There are still around 200 indigenous groups in the Amazon, some of which are moving deeper into the jungle as “the white man,” as Kelvin my guide explained, gets closer to where they live. So although this particular experience doesn’t reflect all the indigenous groups at the moment, it for sure foreshadows what their end will be like. As the need for cattle, timber and economic growth continues to increase in the “developing countries” there will be less space in the jungle for these communities — once again, they will find themselves forced to change their way of life in order to survive. And that is not the worse part, because the biological loss is far greater than the cultural. The Save The Amazon Coalition, a non-profit organization, points out how we are losing earth’s greatest biological treasures:
You can tell how excited I am to be there…
“Rain forests once covered 14% of the earth’s land surface, now they cover a mere 6% and experts estimate that the last remaining rainforest could be consumed in less than 40 years”
They claim that one and a half acres of rainforest is lost every second.
“Experts estimate we are losing 137 plant, animal, insect species every single day due to deforestation. That equates to 50,00 species a year. As the rainforest species disappear, so do many possible cures for life-threatening diseases. Currently, 121 prescriptions drugs sold worldwide come from plant-derived sources. While 25% of Western pharmaceuticals are derived from rainforest ingredients, less than 1% of these tropical trees and plants have been tested by scientists.”
Deforestation done by corporations and governments, added to the locals’ littering due to lack of environmental awareness are slowly but surely destroying what is left of the Amazon. It might seem, from the comfort of our air-conditioned rooms that this doesn’t affect us, because it’s happening far away and is too complex to be resolved. But! Without the rainforest we can say goodbye to clean air, medicine, amazing and sometimes unseen fauna and flora, unimaginable knowledge, and at some point, our own existence.
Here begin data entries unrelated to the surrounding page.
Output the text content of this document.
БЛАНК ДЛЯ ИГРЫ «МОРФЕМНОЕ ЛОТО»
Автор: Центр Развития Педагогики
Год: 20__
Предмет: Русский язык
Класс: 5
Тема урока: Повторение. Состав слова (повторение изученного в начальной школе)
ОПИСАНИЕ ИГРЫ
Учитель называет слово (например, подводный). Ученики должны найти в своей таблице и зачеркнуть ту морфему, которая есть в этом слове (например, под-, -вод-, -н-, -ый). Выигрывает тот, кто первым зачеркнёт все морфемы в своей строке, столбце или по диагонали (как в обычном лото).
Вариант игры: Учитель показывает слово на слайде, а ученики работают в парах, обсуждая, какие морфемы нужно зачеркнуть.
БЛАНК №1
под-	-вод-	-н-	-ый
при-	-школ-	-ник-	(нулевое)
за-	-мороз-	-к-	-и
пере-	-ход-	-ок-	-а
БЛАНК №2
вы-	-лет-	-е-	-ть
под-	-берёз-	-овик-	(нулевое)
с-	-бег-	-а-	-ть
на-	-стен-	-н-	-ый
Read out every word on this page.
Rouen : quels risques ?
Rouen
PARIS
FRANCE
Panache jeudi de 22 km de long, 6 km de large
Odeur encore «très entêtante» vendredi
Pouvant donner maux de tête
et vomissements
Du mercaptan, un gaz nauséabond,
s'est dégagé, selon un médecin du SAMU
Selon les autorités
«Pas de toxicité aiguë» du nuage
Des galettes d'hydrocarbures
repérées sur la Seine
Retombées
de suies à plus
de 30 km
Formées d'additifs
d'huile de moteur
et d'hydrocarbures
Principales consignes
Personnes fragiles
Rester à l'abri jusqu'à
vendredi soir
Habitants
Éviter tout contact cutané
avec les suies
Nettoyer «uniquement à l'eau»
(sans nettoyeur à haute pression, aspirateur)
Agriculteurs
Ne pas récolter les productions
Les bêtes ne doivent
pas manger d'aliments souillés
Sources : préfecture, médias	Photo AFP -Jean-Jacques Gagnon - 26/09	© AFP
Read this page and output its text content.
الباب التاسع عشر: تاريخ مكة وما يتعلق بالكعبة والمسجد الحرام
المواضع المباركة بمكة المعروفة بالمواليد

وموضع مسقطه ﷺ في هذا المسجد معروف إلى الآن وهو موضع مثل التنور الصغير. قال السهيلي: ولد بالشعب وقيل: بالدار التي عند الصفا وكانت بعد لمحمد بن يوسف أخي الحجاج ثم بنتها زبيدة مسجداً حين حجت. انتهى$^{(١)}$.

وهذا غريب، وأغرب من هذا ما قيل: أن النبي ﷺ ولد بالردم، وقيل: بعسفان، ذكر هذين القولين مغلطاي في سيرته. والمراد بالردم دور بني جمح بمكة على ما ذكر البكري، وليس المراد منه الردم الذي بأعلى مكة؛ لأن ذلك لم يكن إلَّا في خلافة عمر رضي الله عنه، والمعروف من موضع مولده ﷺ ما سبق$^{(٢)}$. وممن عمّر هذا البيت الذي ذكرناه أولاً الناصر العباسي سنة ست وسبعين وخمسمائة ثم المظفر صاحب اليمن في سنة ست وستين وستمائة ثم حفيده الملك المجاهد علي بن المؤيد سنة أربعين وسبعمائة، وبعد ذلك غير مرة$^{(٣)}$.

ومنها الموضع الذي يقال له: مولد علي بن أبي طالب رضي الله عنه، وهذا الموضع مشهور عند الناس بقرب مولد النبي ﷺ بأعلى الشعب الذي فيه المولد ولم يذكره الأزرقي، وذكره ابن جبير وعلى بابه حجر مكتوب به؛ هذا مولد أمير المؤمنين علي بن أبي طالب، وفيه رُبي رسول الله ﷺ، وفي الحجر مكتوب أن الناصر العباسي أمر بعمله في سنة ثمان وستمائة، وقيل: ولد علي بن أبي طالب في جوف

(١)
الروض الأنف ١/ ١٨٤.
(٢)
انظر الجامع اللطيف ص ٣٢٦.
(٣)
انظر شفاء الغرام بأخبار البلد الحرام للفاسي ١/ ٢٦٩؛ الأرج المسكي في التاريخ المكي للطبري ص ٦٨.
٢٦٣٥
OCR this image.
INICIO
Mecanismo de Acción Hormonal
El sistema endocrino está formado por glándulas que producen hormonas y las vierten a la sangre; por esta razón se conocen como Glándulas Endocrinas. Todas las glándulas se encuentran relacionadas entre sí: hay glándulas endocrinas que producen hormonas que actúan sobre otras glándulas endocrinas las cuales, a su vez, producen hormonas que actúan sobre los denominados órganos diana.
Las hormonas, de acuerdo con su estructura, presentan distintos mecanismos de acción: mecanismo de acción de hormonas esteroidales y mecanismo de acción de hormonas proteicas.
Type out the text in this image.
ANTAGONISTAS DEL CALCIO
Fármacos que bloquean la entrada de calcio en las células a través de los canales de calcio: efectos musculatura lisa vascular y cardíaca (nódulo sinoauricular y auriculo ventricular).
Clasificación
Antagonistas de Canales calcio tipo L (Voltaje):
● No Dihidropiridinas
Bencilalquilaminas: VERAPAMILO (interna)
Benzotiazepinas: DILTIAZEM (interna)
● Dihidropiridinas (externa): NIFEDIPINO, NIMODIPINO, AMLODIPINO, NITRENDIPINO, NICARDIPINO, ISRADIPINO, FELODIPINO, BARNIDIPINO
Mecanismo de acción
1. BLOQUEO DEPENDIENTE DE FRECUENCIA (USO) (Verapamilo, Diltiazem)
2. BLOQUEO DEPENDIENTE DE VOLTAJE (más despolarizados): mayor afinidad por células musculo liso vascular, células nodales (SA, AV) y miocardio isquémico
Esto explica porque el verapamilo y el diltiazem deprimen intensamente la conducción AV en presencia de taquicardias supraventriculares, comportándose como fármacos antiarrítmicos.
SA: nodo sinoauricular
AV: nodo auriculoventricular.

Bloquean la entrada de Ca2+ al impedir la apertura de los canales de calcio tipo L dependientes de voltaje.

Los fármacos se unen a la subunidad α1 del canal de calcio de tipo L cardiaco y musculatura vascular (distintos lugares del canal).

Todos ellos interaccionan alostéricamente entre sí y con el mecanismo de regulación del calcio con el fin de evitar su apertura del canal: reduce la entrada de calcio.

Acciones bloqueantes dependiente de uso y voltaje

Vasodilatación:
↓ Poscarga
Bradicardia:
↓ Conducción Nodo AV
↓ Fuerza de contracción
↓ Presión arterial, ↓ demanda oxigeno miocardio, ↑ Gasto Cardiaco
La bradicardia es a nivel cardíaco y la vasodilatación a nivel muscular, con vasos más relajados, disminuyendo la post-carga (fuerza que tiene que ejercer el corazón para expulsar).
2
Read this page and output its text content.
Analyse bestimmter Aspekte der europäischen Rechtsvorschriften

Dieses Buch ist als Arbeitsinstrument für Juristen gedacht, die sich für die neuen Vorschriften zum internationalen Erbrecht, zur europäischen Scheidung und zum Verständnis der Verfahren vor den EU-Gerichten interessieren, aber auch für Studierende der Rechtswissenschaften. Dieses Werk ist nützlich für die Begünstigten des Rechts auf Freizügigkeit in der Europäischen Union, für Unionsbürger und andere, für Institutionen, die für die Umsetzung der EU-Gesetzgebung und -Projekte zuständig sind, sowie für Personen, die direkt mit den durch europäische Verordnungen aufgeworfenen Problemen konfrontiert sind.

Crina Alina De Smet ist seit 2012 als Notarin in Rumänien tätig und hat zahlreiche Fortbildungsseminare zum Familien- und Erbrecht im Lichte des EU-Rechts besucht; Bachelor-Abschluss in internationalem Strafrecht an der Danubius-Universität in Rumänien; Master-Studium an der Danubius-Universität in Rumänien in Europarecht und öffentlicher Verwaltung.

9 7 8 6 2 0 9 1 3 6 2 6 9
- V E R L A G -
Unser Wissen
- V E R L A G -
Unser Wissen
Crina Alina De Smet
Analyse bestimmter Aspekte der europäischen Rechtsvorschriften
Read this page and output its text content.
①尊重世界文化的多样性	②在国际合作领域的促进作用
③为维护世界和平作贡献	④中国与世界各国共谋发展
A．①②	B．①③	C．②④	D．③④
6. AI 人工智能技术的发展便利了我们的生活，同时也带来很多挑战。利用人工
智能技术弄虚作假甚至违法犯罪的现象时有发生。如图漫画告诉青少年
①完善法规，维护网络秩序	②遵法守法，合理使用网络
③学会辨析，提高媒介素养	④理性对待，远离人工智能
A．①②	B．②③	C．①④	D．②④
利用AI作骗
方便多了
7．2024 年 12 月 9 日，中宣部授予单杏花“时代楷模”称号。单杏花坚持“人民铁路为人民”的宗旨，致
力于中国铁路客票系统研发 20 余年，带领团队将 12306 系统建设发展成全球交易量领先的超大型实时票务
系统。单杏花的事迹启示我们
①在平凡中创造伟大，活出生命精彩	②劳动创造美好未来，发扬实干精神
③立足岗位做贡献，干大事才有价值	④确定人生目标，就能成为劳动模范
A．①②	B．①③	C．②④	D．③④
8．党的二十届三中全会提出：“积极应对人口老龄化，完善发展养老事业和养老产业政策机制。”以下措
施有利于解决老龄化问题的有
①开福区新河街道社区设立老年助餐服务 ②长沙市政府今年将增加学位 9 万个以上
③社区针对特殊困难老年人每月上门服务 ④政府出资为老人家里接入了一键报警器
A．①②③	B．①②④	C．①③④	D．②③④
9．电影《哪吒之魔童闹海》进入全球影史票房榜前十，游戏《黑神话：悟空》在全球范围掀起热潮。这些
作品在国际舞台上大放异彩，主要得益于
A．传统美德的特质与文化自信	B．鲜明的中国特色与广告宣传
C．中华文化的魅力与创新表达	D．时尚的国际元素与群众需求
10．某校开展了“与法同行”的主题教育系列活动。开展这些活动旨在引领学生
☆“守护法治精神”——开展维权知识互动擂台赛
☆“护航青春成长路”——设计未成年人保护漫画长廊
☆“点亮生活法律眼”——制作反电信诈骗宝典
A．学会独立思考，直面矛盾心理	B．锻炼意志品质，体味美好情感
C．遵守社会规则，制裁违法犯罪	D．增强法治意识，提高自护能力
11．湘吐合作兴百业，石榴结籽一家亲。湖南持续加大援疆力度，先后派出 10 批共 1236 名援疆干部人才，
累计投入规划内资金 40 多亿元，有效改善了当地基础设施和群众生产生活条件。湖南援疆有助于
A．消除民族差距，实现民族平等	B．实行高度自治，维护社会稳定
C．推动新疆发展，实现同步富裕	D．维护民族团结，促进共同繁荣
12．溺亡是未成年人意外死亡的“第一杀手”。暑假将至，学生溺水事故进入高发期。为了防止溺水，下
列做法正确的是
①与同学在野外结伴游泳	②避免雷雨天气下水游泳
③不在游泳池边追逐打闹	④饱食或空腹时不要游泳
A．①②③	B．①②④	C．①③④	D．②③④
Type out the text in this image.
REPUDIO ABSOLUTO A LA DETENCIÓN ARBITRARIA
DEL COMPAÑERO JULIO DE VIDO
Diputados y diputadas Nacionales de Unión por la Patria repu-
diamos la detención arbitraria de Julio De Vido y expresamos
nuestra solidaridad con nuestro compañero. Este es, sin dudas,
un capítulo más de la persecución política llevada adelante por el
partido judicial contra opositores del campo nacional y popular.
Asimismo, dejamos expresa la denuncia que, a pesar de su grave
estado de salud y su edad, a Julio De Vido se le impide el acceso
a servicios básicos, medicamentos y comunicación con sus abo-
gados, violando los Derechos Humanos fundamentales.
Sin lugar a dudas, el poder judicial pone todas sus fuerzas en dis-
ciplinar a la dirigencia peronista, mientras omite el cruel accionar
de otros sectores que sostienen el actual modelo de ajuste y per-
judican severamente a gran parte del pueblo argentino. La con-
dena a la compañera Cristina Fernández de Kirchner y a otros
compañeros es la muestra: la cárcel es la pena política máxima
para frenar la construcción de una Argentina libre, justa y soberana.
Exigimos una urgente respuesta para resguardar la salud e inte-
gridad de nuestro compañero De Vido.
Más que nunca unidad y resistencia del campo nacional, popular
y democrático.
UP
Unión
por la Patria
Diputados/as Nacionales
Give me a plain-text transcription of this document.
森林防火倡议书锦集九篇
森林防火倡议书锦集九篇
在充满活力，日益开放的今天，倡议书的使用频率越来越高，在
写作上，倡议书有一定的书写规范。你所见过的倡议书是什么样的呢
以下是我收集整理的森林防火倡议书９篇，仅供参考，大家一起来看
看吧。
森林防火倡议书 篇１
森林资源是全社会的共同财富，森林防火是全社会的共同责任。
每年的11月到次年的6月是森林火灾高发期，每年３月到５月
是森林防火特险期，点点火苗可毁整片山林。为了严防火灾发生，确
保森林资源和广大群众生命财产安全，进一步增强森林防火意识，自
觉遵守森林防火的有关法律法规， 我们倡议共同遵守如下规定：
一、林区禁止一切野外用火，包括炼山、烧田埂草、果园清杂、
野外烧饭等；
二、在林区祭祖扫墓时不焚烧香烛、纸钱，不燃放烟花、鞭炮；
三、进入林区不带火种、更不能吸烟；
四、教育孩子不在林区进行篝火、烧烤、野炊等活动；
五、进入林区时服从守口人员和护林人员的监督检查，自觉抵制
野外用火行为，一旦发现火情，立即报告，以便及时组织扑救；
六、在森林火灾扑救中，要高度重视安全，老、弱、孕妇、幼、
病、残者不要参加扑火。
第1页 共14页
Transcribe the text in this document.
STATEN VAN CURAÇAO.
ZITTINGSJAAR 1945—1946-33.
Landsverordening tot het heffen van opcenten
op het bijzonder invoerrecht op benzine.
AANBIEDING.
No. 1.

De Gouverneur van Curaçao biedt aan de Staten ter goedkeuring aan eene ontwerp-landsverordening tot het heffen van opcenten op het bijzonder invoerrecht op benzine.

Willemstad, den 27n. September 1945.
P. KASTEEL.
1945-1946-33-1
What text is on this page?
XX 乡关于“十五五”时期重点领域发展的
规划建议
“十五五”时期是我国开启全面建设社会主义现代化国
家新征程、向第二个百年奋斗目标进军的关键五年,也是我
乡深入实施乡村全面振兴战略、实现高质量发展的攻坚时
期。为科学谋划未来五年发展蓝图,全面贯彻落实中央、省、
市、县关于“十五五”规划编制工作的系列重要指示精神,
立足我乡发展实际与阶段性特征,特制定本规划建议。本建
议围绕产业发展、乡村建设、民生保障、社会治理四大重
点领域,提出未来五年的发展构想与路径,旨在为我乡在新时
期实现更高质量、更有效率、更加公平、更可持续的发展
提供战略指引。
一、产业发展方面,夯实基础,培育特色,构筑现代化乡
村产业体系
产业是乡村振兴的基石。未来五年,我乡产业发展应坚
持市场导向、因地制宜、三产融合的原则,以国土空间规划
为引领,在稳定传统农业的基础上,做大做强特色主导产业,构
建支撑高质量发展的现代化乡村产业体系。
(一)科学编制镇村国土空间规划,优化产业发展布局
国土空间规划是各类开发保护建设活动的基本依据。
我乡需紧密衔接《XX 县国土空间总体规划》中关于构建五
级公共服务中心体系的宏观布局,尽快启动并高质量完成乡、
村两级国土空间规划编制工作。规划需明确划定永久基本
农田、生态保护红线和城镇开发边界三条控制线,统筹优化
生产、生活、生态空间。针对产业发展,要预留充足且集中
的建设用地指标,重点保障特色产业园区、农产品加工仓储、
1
The “green” rhetoric of our time claims that we are destroying the planet in hopes that you’ll buy a more expensive “environmentally friendlier” car (which really makes no no difference). But the reality is, the planet has survived much worse; It has been a ball of heat and then covered in ice; it has been struck by meteors and seen species come and go. It has existed for millions of years; chances are it will still after we –the parasites of this ecosystem– are gone.
So it is not the planet we are destroying, this is self-destruction at its best.
“Progress” and tourism have left a scar in the heart of the Amazon. This experience scarred me. There was no spiritual epiphany, no contact with my idealized indigenous people, no immersion in nature – just the harsh reality of our time.